In 2003, the number of patients enrolled in the Medicaid program numbered approximately 7.5 million (source: Centers for Medicare and Medicaid Services). Medicaid is administered by individual states, which establish guidelines of amounts and items reimbursable. Medicaid operates as a vendor payment program, with payments made directly to the providers. Not all treatments are prioritized equally by the state due to resource limitations, and certain types of fragile procedures (such as respiratory therapy) are not covered.

Approximately one-third of the nation’s skilled nursing facilities are operated by the government or non-profit agencies. Within the private nursing care industry, there are distinct business leaders. Beverly Healthcare is the largest, operating 354 nursing homes and 18 assisted living centers across the United States.
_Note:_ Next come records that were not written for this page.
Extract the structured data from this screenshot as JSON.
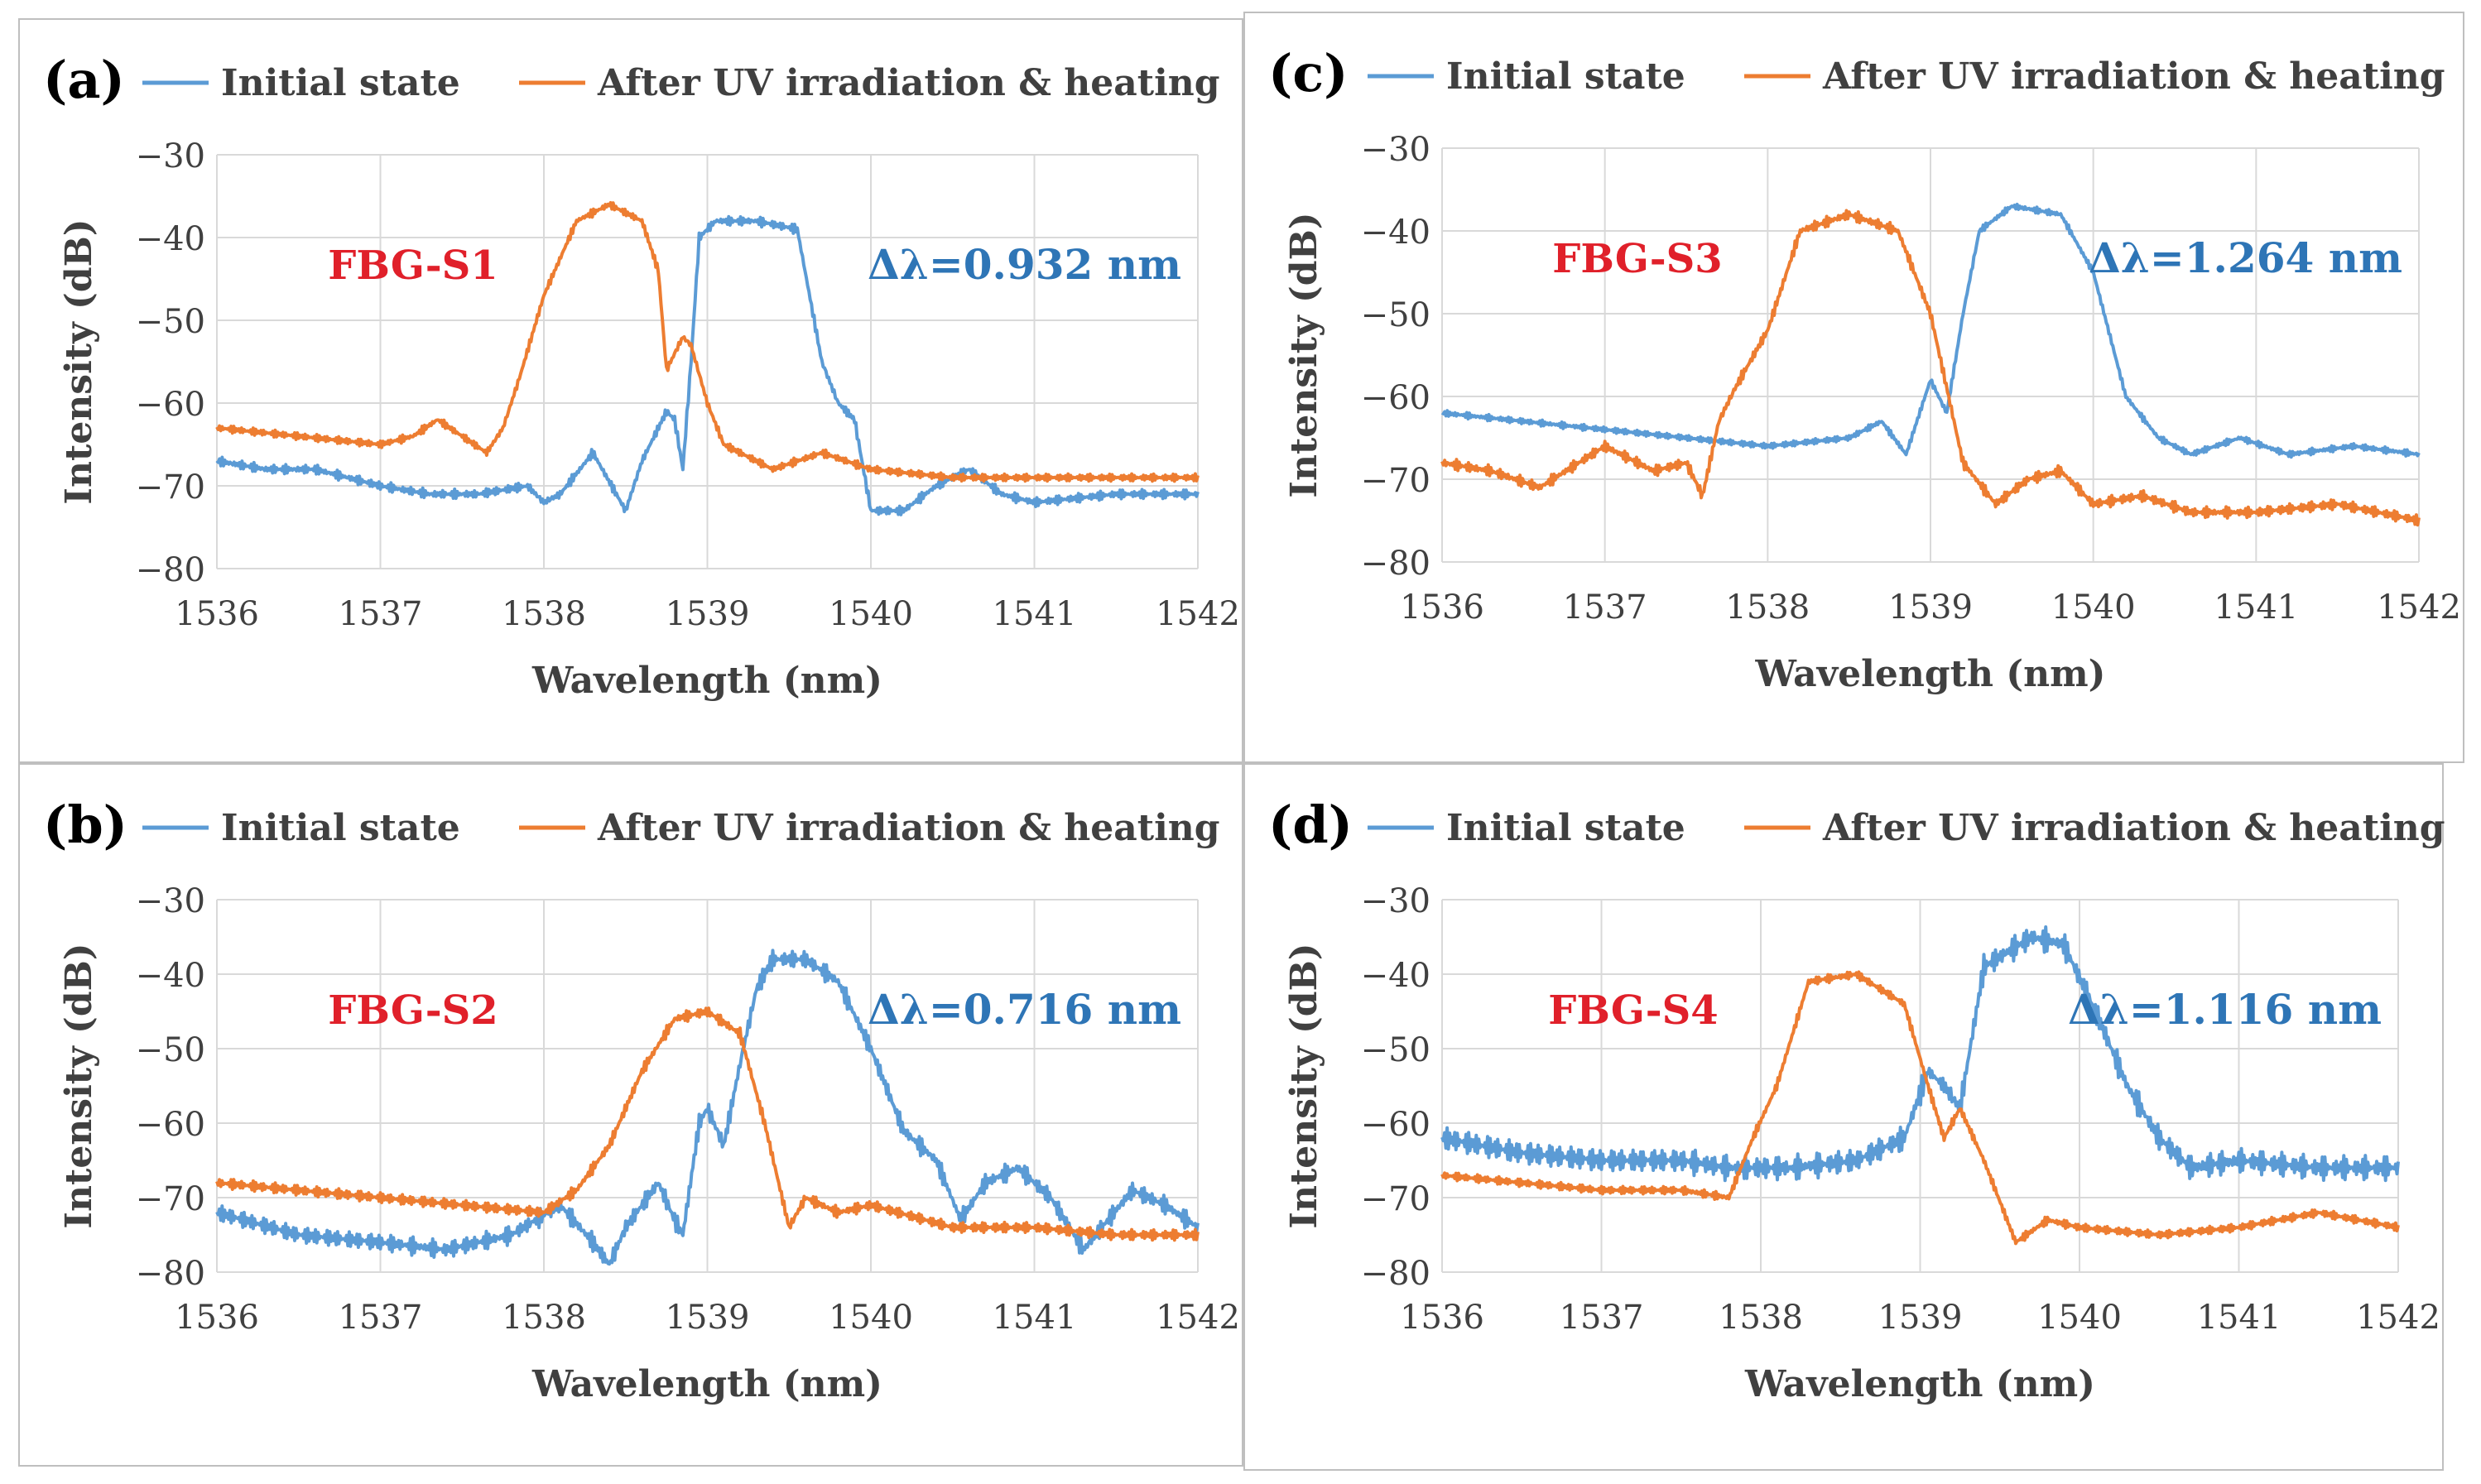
{
  "figure": {
    "panels": [
      {
        "panel_label": "(a)",
        "sample_label": "FBG-S1",
        "shift_label": "Δλ=0.932 nm"
      },
      {
        "panel_label": "(b)",
        "sample_label": "FBG-S2",
        "shift_label": "Δλ=0.716 nm"
      },
      {
        "panel_label": "(c)",
        "sample_label": "FBG-S3",
        "shift_label": "Δλ=1.264 nm"
      },
      {
        "panel_label": "(d)",
        "sample_label": "FBG-S4",
        "shift_label": "Δλ=1.116 nm"
      }
    ],
    "colors": {
      "initial": "#5b9bd5",
      "after": "#ed7d31",
      "sample_label": "#e0202a",
      "shift_label": "#2e75b6",
      "grid": "#d9d9d9",
      "text": "#404040"
    }
  },
  "chart_data": [
    {
      "type": "line",
      "panel": "(a)",
      "title": "",
      "xlabel": "Wavelength (nm)",
      "ylabel": "Intensity (dB)",
      "xlim": [
        1536,
        1542
      ],
      "ylim": [
        -80,
        -30
      ],
      "xticks": [
        1536,
        1537,
        1538,
        1539,
        1540,
        1541,
        1542
      ],
      "yticks": [
        -30,
        -40,
        -50,
        -60,
        -70,
        -80
      ],
      "ytick_labels": [
        "−30",
        "−40",
        "−50",
        "−60",
        "−70",
        "−80"
      ],
      "legend": "top",
      "annotations": [
        "FBG-S1",
        "Δλ=0.932 nm"
      ],
      "series": [
        {
          "name": "Initial state",
          "color": "#5b9bd5",
          "ripple": 0.6,
          "x": [
            1536,
            1536.3,
            1536.6,
            1537,
            1537.3,
            1537.6,
            1537.9,
            1538.0,
            1538.1,
            1538.3,
            1538.5,
            1538.6,
            1538.75,
            1538.8,
            1538.85,
            1538.9,
            1538.95,
            1539.05,
            1539.3,
            1539.55,
            1539.7,
            1539.8,
            1539.9,
            1540.0,
            1540.2,
            1540.4,
            1540.6,
            1540.8,
            1541,
            1541.5,
            1542
          ],
          "y": [
            -67,
            -68,
            -68,
            -70,
            -71,
            -71,
            -70,
            -72,
            -71,
            -66,
            -73,
            -67,
            -61,
            -62,
            -68,
            -55,
            -40,
            -38,
            -38,
            -39,
            -55,
            -60,
            -62,
            -73,
            -73,
            -70,
            -68,
            -71,
            -72,
            -71,
            -71
          ]
        },
        {
          "name": "After UV irradiation & heating",
          "color": "#ed7d31",
          "ripple": 0.5,
          "x": [
            1536,
            1536.5,
            1537,
            1537.2,
            1537.35,
            1537.5,
            1537.65,
            1537.75,
            1537.85,
            1538.0,
            1538.2,
            1538.4,
            1538.6,
            1538.7,
            1538.75,
            1538.85,
            1538.9,
            1539.0,
            1539.1,
            1539.4,
            1539.7,
            1540.0,
            1540.5,
            1541,
            1541.5,
            1542
          ],
          "y": [
            -63,
            -64,
            -65,
            -64,
            -62,
            -64,
            -66,
            -63,
            -57,
            -47,
            -38,
            -36,
            -38,
            -44,
            -56,
            -52,
            -53,
            -60,
            -65,
            -68,
            -66,
            -68,
            -69,
            -69,
            -69,
            -69
          ]
        }
      ]
    },
    {
      "type": "line",
      "panel": "(b)",
      "title": "",
      "xlabel": "Wavelength (nm)",
      "ylabel": "Intensity (dB)",
      "xlim": [
        1536,
        1542
      ],
      "ylim": [
        -80,
        -30
      ],
      "xticks": [
        1536,
        1537,
        1538,
        1539,
        1540,
        1541,
        1542
      ],
      "yticks": [
        -30,
        -40,
        -50,
        -60,
        -70,
        -80
      ],
      "ytick_labels": [
        "−30",
        "−40",
        "−50",
        "−60",
        "−70",
        "−80"
      ],
      "legend": "top",
      "annotations": [
        "FBG-S2",
        "Δλ=0.716 nm"
      ],
      "series": [
        {
          "name": "Initial state",
          "color": "#5b9bd5",
          "ripple": 1.3,
          "x": [
            1536,
            1536.5,
            1537,
            1537.4,
            1537.8,
            1538.1,
            1538.3,
            1538.4,
            1538.5,
            1538.7,
            1538.8,
            1538.85,
            1538.95,
            1539.0,
            1539.1,
            1539.2,
            1539.3,
            1539.4,
            1539.6,
            1539.8,
            1540.0,
            1540.2,
            1540.4,
            1540.55,
            1540.7,
            1540.9,
            1541.1,
            1541.3,
            1541.6,
            1541.8,
            1542
          ],
          "y": [
            -72,
            -75,
            -76,
            -77,
            -75,
            -71,
            -76,
            -79,
            -74,
            -68,
            -73,
            -75,
            -60,
            -58,
            -63,
            -52,
            -42,
            -38,
            -38,
            -41,
            -50,
            -61,
            -65,
            -73,
            -68,
            -66,
            -70,
            -77,
            -69,
            -71,
            -74
          ]
        },
        {
          "name": "After UV irradiation & heating",
          "color": "#ed7d31",
          "ripple": 0.8,
          "x": [
            1536,
            1536.5,
            1537,
            1537.5,
            1538,
            1538.2,
            1538.4,
            1538.6,
            1538.8,
            1539.0,
            1539.2,
            1539.35,
            1539.5,
            1539.6,
            1539.8,
            1540.0,
            1540.5,
            1541,
            1541.5,
            1542
          ],
          "y": [
            -68,
            -69,
            -70,
            -71,
            -72,
            -69,
            -63,
            -53,
            -46,
            -45,
            -48,
            -60,
            -74,
            -70,
            -72,
            -71,
            -74,
            -74,
            -75,
            -75
          ]
        }
      ]
    },
    {
      "type": "line",
      "panel": "(c)",
      "title": "",
      "xlabel": "Wavelength (nm)",
      "ylabel": "Intensity (dB)",
      "xlim": [
        1536,
        1542
      ],
      "ylim": [
        -80,
        -30
      ],
      "xticks": [
        1536,
        1537,
        1538,
        1539,
        1540,
        1541,
        1542
      ],
      "yticks": [
        -30,
        -40,
        -50,
        -60,
        -70,
        -80
      ],
      "ytick_labels": [
        "−30",
        "−40",
        "−50",
        "−60",
        "−70",
        "−80"
      ],
      "legend": "top",
      "annotations": [
        "FBG-S3",
        "Δλ=1.264 nm"
      ],
      "series": [
        {
          "name": "Initial state",
          "color": "#5b9bd5",
          "ripple": 0.4,
          "x": [
            1536,
            1537,
            1537.5,
            1538,
            1538.5,
            1538.7,
            1538.85,
            1539.0,
            1539.1,
            1539.2,
            1539.3,
            1539.5,
            1539.8,
            1540.0,
            1540.2,
            1540.4,
            1540.6,
            1540.9,
            1541.2,
            1541.6,
            1542
          ],
          "y": [
            -62,
            -64,
            -65,
            -66,
            -65,
            -63,
            -67,
            -58,
            -62,
            -50,
            -40,
            -37,
            -38,
            -45,
            -60,
            -65,
            -67,
            -65,
            -67,
            -66,
            -67
          ]
        },
        {
          "name": "After UV irradiation & heating",
          "color": "#ed7d31",
          "ripple": 0.7,
          "x": [
            1536,
            1536.3,
            1536.6,
            1537.0,
            1537.3,
            1537.5,
            1537.6,
            1537.7,
            1537.8,
            1538.0,
            1538.2,
            1538.5,
            1538.8,
            1539.0,
            1539.2,
            1539.4,
            1539.6,
            1539.8,
            1540.0,
            1540.3,
            1540.6,
            1541.0,
            1541.5,
            1542
          ],
          "y": [
            -68,
            -69,
            -71,
            -66,
            -69,
            -68,
            -72,
            -63,
            -59,
            -52,
            -40,
            -38,
            -40,
            -50,
            -68,
            -73,
            -70,
            -69,
            -73,
            -72,
            -74,
            -74,
            -73,
            -75
          ]
        }
      ]
    },
    {
      "type": "line",
      "panel": "(d)",
      "title": "",
      "xlabel": "Wavelength (nm)",
      "ylabel": "Intensity (dB)",
      "xlim": [
        1536,
        1542
      ],
      "ylim": [
        -80,
        -30
      ],
      "xticks": [
        1536,
        1537,
        1538,
        1539,
        1540,
        1541,
        1542
      ],
      "yticks": [
        -30,
        -40,
        -50,
        -60,
        -70,
        -80
      ],
      "ytick_labels": [
        "−30",
        "−40",
        "−50",
        "−60",
        "−70",
        "−80"
      ],
      "legend": "top",
      "annotations": [
        "FBG-S4",
        "Δλ=1.116 nm"
      ],
      "series": [
        {
          "name": "Initial state",
          "color": "#5b9bd5",
          "ripple": 1.8,
          "x": [
            1536,
            1536.5,
            1537,
            1537.5,
            1537.8,
            1538.2,
            1538.6,
            1538.9,
            1539.05,
            1539.15,
            1539.25,
            1539.4,
            1539.7,
            1539.9,
            1540.1,
            1540.3,
            1540.5,
            1540.7,
            1541.0,
            1541.5,
            1542
          ],
          "y": [
            -62,
            -64,
            -65,
            -65,
            -66,
            -66,
            -65,
            -62,
            -53,
            -55,
            -58,
            -39,
            -35,
            -36,
            -45,
            -55,
            -62,
            -66,
            -65,
            -66,
            -66
          ]
        },
        {
          "name": "After UV irradiation & heating",
          "color": "#ed7d31",
          "ripple": 0.6,
          "x": [
            1536,
            1536.5,
            1537,
            1537.5,
            1537.8,
            1537.95,
            1538.1,
            1538.3,
            1538.6,
            1538.9,
            1539.05,
            1539.15,
            1539.25,
            1539.4,
            1539.6,
            1539.8,
            1540.0,
            1540.5,
            1541.0,
            1541.5,
            1542
          ],
          "y": [
            -67,
            -68,
            -69,
            -69,
            -70,
            -62,
            -55,
            -41,
            -40,
            -44,
            -55,
            -62,
            -58,
            -65,
            -76,
            -73,
            -74,
            -75,
            -74,
            -72,
            -74
          ]
        }
      ]
    }
  ]
}
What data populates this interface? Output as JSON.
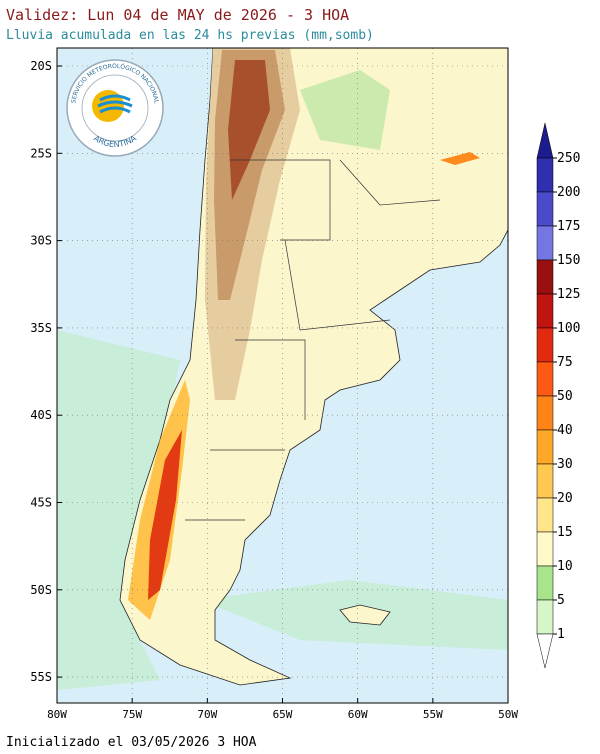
{
  "header": {
    "title": "Validez: Lun 04 de MAY de 2026 - 3 HOA",
    "subtitle": "Lluvia acumulada en las 24 hs previas (mm,somb)"
  },
  "map": {
    "lat_labels": [
      "20S",
      "25S",
      "30S",
      "35S",
      "40S",
      "45S",
      "50S",
      "55S"
    ],
    "lon_labels": [
      "80W",
      "75W",
      "70W",
      "65W",
      "60W",
      "55W",
      "50W"
    ]
  },
  "logo": {
    "ring_text": "SERVICIO METEOROLÓGICO NACIONAL",
    "country": "ARGENTINA"
  },
  "colorbar": {
    "labels": [
      "250",
      "200",
      "175",
      "150",
      "125",
      "100",
      "75",
      "50",
      "40",
      "30",
      "20",
      "15",
      "10",
      "5",
      "1"
    ],
    "colors": [
      "#1c1c8e",
      "#2f2fb0",
      "#4a4acb",
      "#7676e2",
      "#9a1010",
      "#bf1410",
      "#e22a10",
      "#ff5a14",
      "#ff8418",
      "#ffa828",
      "#ffc850",
      "#ffe68a",
      "#fff9c8",
      "#a8e48c",
      "#d6f6c8",
      "#ffffff"
    ]
  },
  "footer": {
    "init": "Inicializado el 03/05/2026 3 HOA"
  }
}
These facilities and businesses are generally broken down into the following categories (Source: New Lifestyles):
Apartments Apartments for seniors who are totally independent. Meal service, activity programs and services usually aren’t included.
CCRC Continuing Care Retirement Community. Full service communities offering a long term contract that provides for a continuum of care, including retirement, assisted living and nursing services, all on one campus.
Retirement Totally independent living with amenities such as meals, transportation and activities usually included in a monthly fee.
Assisted Living Multi-unit facilities that provide assistance with medications and daily activities such as bathing and dressing.
Residential usually single family homes licensed to provide assistance with medications, bathing and dressing.
Alzheimer’s Facilities offering specialized programs for residents suffering from Alzheimer’s Disease or other forms of memory loss. These programs can be offered by Residential, Assisted Living or Nursing facilities.
Nursing/Rehab Facilities licensed to provide skilled nursing services under the supervision of licensed nurses.
Congregate Care A congregate living health facility is licensed to provide nursing services in a residential care environment.
Home Care Includes both companies that provide licensed health care services in the home and companies that provide non-medical assistance with such tasks as bathing, dressing, meal preparation and transportation. Medicare and Medicaid provide financial assistance in some cases.
Hospice Hospice care may be provided in the home or a senior care facility. Services can include pain management and a variety of emotional, spiritual and physical support issues. Medicare and Medicaid provide financial assistance in some cases.
Day Care Various programs provide a range of geriatric day services, including social, nutrition, nursing, and rehabilitation. Not all programs provide all services.
Behavioral Health These are usually hospital-based programs that provide a range of geriatric psychiatric services in either an in-patient or outpatient basis. Medicare and Medicaid provide financial assistance in some cases.
Care Management Offer advisory services addressing a wide range of senior issues, such as selecting a senior residence, choosing inhome care providers, and various financial options. Typically care managers evaluate a senior’s situation with regard to health needs, housing choices and financial needs and then provide a recommended care plan.

 

Red Flags and Risks

During the acquisition phase, it would be wise to review all of the necessary licensing and certifications to operate a nursing care facility. In particular, a buyer should review the status of the business with Medicaid, and determine if the business is in compliance with program requirements. Delinquencies or noncompliance can affect reimbursement collection. The employees should be given a thorough review, to avert any potential damage to patients. Allegations of corruption and abuse by employees plagued the industry during the 1990s. Furthermore, the turnover of non-nursing positions is high, increasing the risk of a bad employee. Double check to see if permits are up to date on the facility.